In particular, for a given time range that may be defined and adjusted in the configuration file, all merchant/product-id pairs for each search term are classified into different types and are based on C_k,p,tAnd (6) counting. In addition, low confidence results are eliminated. The low confidence results may include spam (spamming) results and scatter results. The result of the scatter is a result that repeats at a given threshold, such as a link that is accessed by chance and does not substantially indicate the relevance of the link.

In step 320, the method 300 optionally normalizes the data to account for time and/or location. In particular, it has been observed that the "higher" the position of a product in a search result set, the higher the probability that it is clicked/purchased by a user. More specifically, it is also observed that clicks are very location-affected (e.g., products with higher locations are often "clicked") while purchases are somewhat location-affected (e.g., purchasers are only slightly affected by the location of the relevant product). Thus, a user may click on a product that is higher in location, but may eventually purchase a product that is listed in a much lower location due to relevance.

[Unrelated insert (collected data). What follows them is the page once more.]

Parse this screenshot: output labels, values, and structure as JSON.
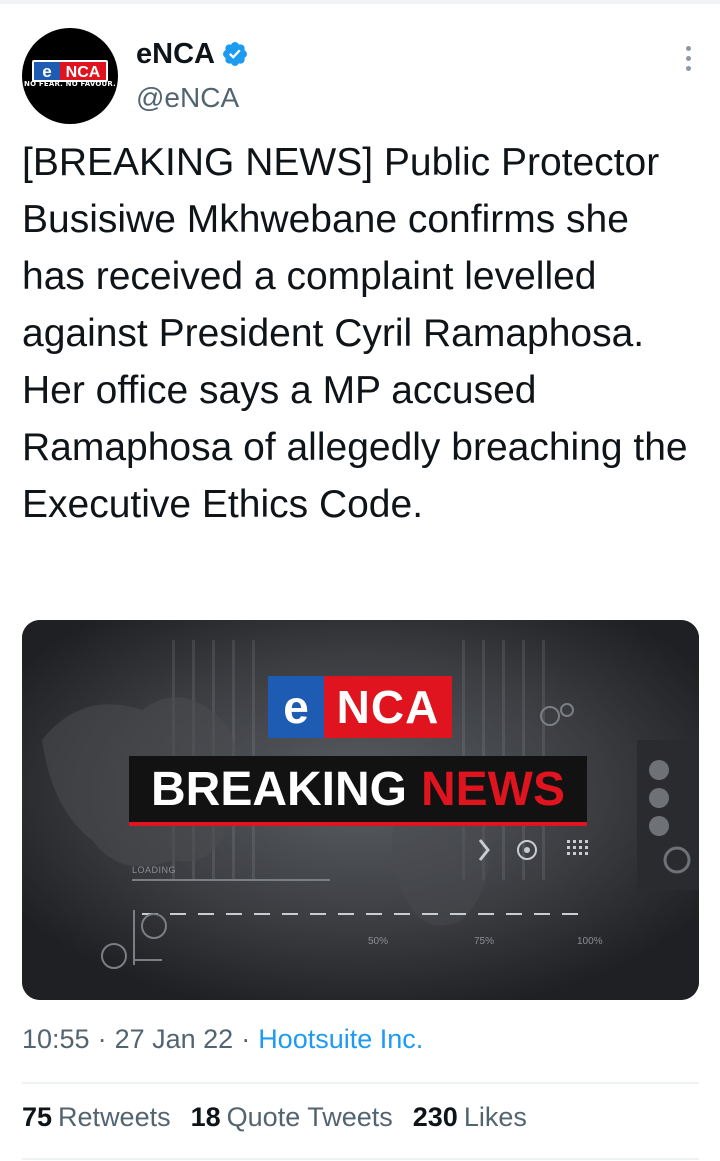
{
  "account": {
    "display_name": "eNCA",
    "handle": "@eNCA",
    "avatar_logo_e": "e",
    "avatar_logo_nca": "NCA",
    "avatar_tagline": "NO FEAR. NO FAVOUR."
  },
  "tweet": {
    "text": "[BREAKING NEWS] Public Protector Busisiwe Mkhwebane confirms she has received a complaint levelled against President Cyril Ramaphosa. Her office says a MP accused Ramaphosa of allegedly breaching the Executive Ethics Code.",
    "time": "10:55",
    "date": "27 Jan 22",
    "source": "Hootsuite Inc.",
    "separator": "·"
  },
  "media": {
    "brand_e": "e",
    "brand_nca": "NCA",
    "headline_1": "BREAKING",
    "headline_2": "NEWS",
    "loading_label": "LOADING",
    "pct_50": "50%",
    "pct_75": "75%",
    "pct_100": "100%"
  },
  "stats": [
    {
      "count": "75",
      "label": "Retweets"
    },
    {
      "count": "18",
      "label": "Quote Tweets"
    },
    {
      "count": "230",
      "label": "Likes"
    }
  ],
  "colors": {
    "verified_blue": "#1d9bf0",
    "enca_red": "#e0141e",
    "enca_blue": "#1e5cb4",
    "muted_text": "#536471"
  },
  "icons": {
    "verified": "verified-badge-icon",
    "more": "more-options-icon"
  }
}
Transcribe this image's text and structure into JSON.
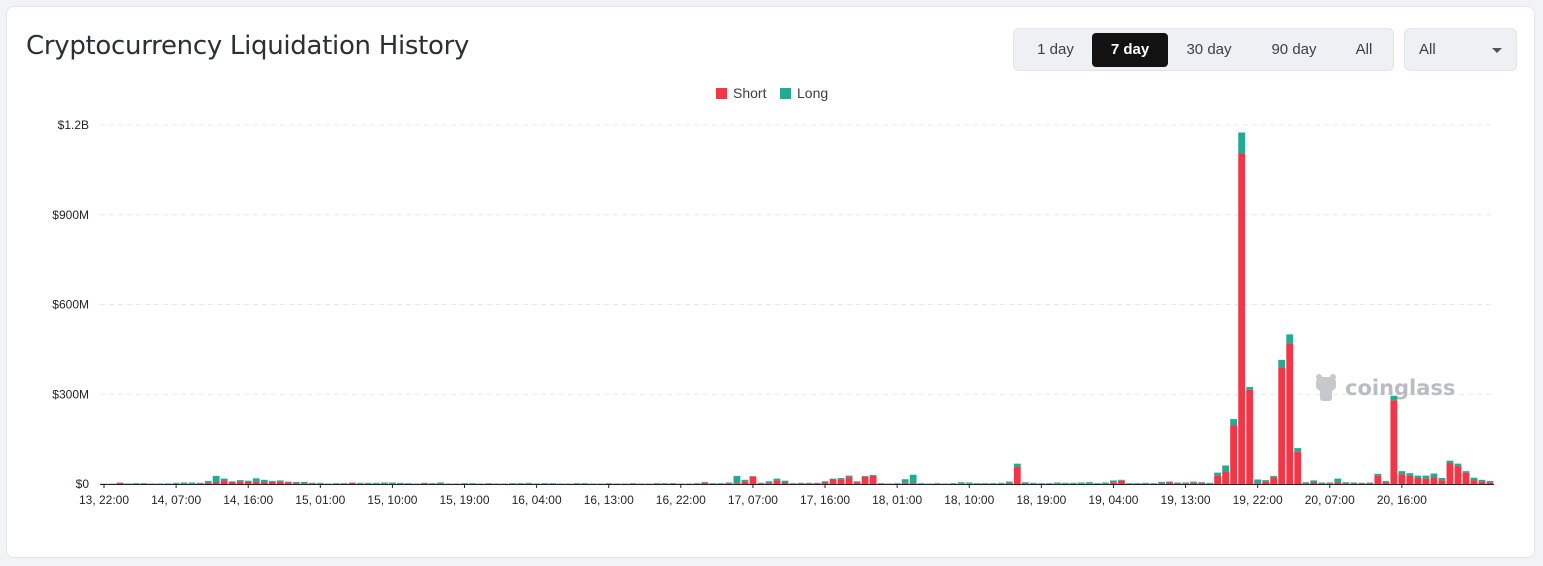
{
  "title": "Cryptocurrency Liquidation History",
  "range_buttons": [
    {
      "label": "1 day",
      "active": false
    },
    {
      "label": "7 day",
      "active": true
    },
    {
      "label": "30 day",
      "active": false
    },
    {
      "label": "90 day",
      "active": false
    },
    {
      "label": "All",
      "active": false
    }
  ],
  "select": {
    "value": "All"
  },
  "watermark": "coinglass",
  "colors": {
    "short": "#f23645",
    "long": "#22ab94"
  },
  "chart_data": {
    "type": "bar",
    "stacked": true,
    "legend": [
      "Short",
      "Long"
    ],
    "legend_position": "top-center",
    "grid": true,
    "ylim": [
      0,
      1200
    ],
    "y_unit": "M USD",
    "y_ticks": [
      {
        "value": 0,
        "label": "$0"
      },
      {
        "value": 300,
        "label": "$300M"
      },
      {
        "value": 600,
        "label": "$600M"
      },
      {
        "value": 900,
        "label": "$900M"
      },
      {
        "value": 1200,
        "label": "$1.2B"
      }
    ],
    "x_tick_labels": [
      "13, 22:00",
      "14, 07:00",
      "14, 16:00",
      "15, 01:00",
      "15, 10:00",
      "15, 19:00",
      "16, 04:00",
      "16, 13:00",
      "16, 22:00",
      "17, 07:00",
      "17, 16:00",
      "18, 01:00",
      "18, 10:00",
      "18, 19:00",
      "19, 04:00",
      "19, 13:00",
      "19, 22:00",
      "20, 07:00",
      "20, 16:00"
    ],
    "x_tick_step_hours": 9,
    "bar_interval_hours": 1,
    "series": [
      {
        "name": "Short",
        "values": [
          1,
          1,
          4,
          1,
          1,
          1,
          1,
          1,
          0,
          1,
          1,
          1,
          2,
          4,
          5,
          12,
          7,
          8,
          7,
          8,
          5,
          7,
          8,
          6,
          3,
          2,
          2,
          1,
          1,
          1,
          1,
          4,
          1,
          1,
          1,
          1,
          1,
          1,
          1,
          1,
          2,
          1,
          2,
          1,
          1,
          1,
          1,
          1,
          1,
          1,
          1,
          1,
          1,
          1,
          1,
          1,
          1,
          1,
          1,
          1,
          1,
          1,
          1,
          1,
          1,
          1,
          1,
          1,
          1,
          1,
          1,
          2,
          1,
          1,
          1,
          4,
          1,
          1,
          2,
          3,
          8,
          25,
          2,
          3,
          12,
          5,
          1,
          2,
          2,
          2,
          5,
          15,
          16,
          23,
          6,
          24,
          27,
          1,
          1,
          1,
          4,
          3,
          1,
          1,
          1,
          1,
          1,
          1,
          1,
          1,
          1,
          1,
          1,
          3,
          57,
          2,
          1,
          1,
          1,
          1,
          1,
          1,
          1,
          1,
          1,
          1,
          6,
          11,
          1,
          1,
          1,
          1,
          2,
          5,
          2,
          2,
          4,
          3,
          1,
          28,
          42,
          197,
          1105,
          315,
          3,
          8,
          22,
          390,
          470,
          108,
          2,
          5,
          2,
          2,
          5,
          2,
          2,
          2,
          2,
          28,
          6,
          280,
          33,
          28,
          20,
          18,
          23,
          12,
          70,
          60,
          38,
          13,
          8,
          6
        ]
      },
      {
        "name": "Long",
        "values": [
          0,
          0,
          1,
          1,
          2,
          2,
          1,
          1,
          2,
          3,
          4,
          4,
          2,
          6,
          22,
          6,
          2,
          5,
          4,
          11,
          9,
          3,
          4,
          2,
          4,
          5,
          2,
          3,
          1,
          2,
          2,
          1,
          3,
          3,
          3,
          4,
          4,
          3,
          2,
          1,
          2,
          2,
          3,
          1,
          1,
          2,
          2,
          1,
          2,
          1,
          1,
          2,
          2,
          3,
          1,
          2,
          2,
          1,
          1,
          2,
          2,
          1,
          1,
          2,
          1,
          1,
          2,
          1,
          1,
          2,
          2,
          1,
          1,
          1,
          2,
          3,
          2,
          2,
          3,
          24,
          6,
          1,
          2,
          6,
          6,
          6,
          2,
          2,
          2,
          2,
          4,
          3,
          4,
          5,
          3,
          3,
          3,
          2,
          1,
          2,
          12,
          28,
          2,
          1,
          2,
          1,
          2,
          5,
          4,
          2,
          2,
          2,
          3,
          5,
          11,
          4,
          3,
          2,
          2,
          4,
          3,
          3,
          4,
          5,
          2,
          4,
          6,
          3,
          2,
          2,
          3,
          2,
          5,
          3,
          3,
          3,
          4,
          3,
          3,
          10,
          20,
          20,
          70,
          9,
          12,
          5,
          5,
          25,
          30,
          12,
          4,
          7,
          3,
          3,
          13,
          4,
          3,
          2,
          3,
          6,
          4,
          15,
          10,
          8,
          8,
          10,
          12,
          8,
          8,
          8,
          5,
          8,
          6,
          4
        ]
      }
    ]
  }
}
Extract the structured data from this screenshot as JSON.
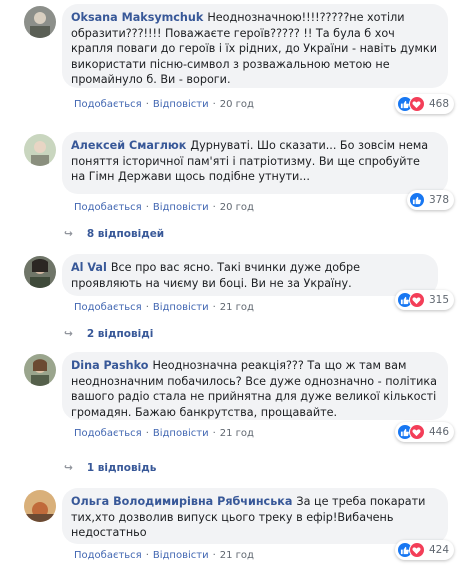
{
  "actions": {
    "like": "Подобається",
    "reply": "Відповісти",
    "sep": "·"
  },
  "comments": [
    {
      "author": "Oksana Maksymchuk",
      "text": "Неоднозначною!!!!?????не хотіли образити???!!!! Поважаєте героїв????? !! Та була б хоч крапля поваги до героїв і їх рідних, до України - навіть думки використати пісню-символ з розважальною метою не промайнуло б. Ви - вороги.",
      "time": "20 год",
      "reaction_count": "468",
      "reactions": [
        "like-icon",
        "love-icon"
      ]
    },
    {
      "author": "Алексей Смаглюк",
      "text": "Дурнуваті. Шо сказати... Бо зовсім нема поняття історичної пам'яті і патріотизму. Ви ще спробуйте на Гімн Держави щось подібне утнути...",
      "time": "20 год",
      "reaction_count": "378",
      "reactions": [
        "like-icon"
      ],
      "replies_label": "8 відповідей"
    },
    {
      "author": "Al Val",
      "text": "Все про вас ясно. Такі вчинки дуже добре проявляють на чиєму ви боці. Ви не за Україну.",
      "time": "21 год",
      "reaction_count": "315",
      "reactions": [
        "like-icon",
        "love-icon"
      ],
      "replies_label": "2 відповіді"
    },
    {
      "author": "Dina Pashko",
      "text": "Неоднозначна реакція??? Та що ж там вам неоднозначним побачилось? Все дуже однозначно - політика вашого радіо стала не прийнятна для дуже великої кількості громадян. Бажаю банкрутства, прощавайте.",
      "time": "21 год",
      "reaction_count": "446",
      "reactions": [
        "like-icon",
        "love-icon"
      ],
      "replies_label": "1 відповідь"
    },
    {
      "author": "Ольга Володимирівна Рябчинська",
      "text": "За це треба покарати тих,хто дозволив випуск цього треку в ефір!Вибачень недостатньо",
      "time": "21 год",
      "reaction_count": "424",
      "reactions": [
        "like-icon",
        "love-icon"
      ]
    }
  ],
  "colors": {
    "like": "#1877f2",
    "love": "#f33e58",
    "link": "#385898",
    "bubble": "#f2f3f5"
  }
}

The first top position in the set of search results is considered to be located at the highest position within the set of search results. To find more relevant results, the confidence of the merchant/product-id pair is normalized based on the location where the click/purchase occurred. For example, a purchase or click on a very low-positioned document within the result set would indicate a high relevance of that document to the search terms.

Optionally, the data may be normalized to account for time ("time of occurrence" or "time of occurrence"). I.e., how long the sale and/or click of the document is from the present. While the "time of occurrence" of a merchant/product-id pair should not affect the relevance of the pair, it does likely or potentially affect new trends in the marketplace. It is one of the goals of the present scoring invention to capture this trend and always show the most popular results first. In other words, related products may be listed in an order that takes into account popularity or "temporal relevance" of the products. Various normalization functions for location and time normalization may be deployed.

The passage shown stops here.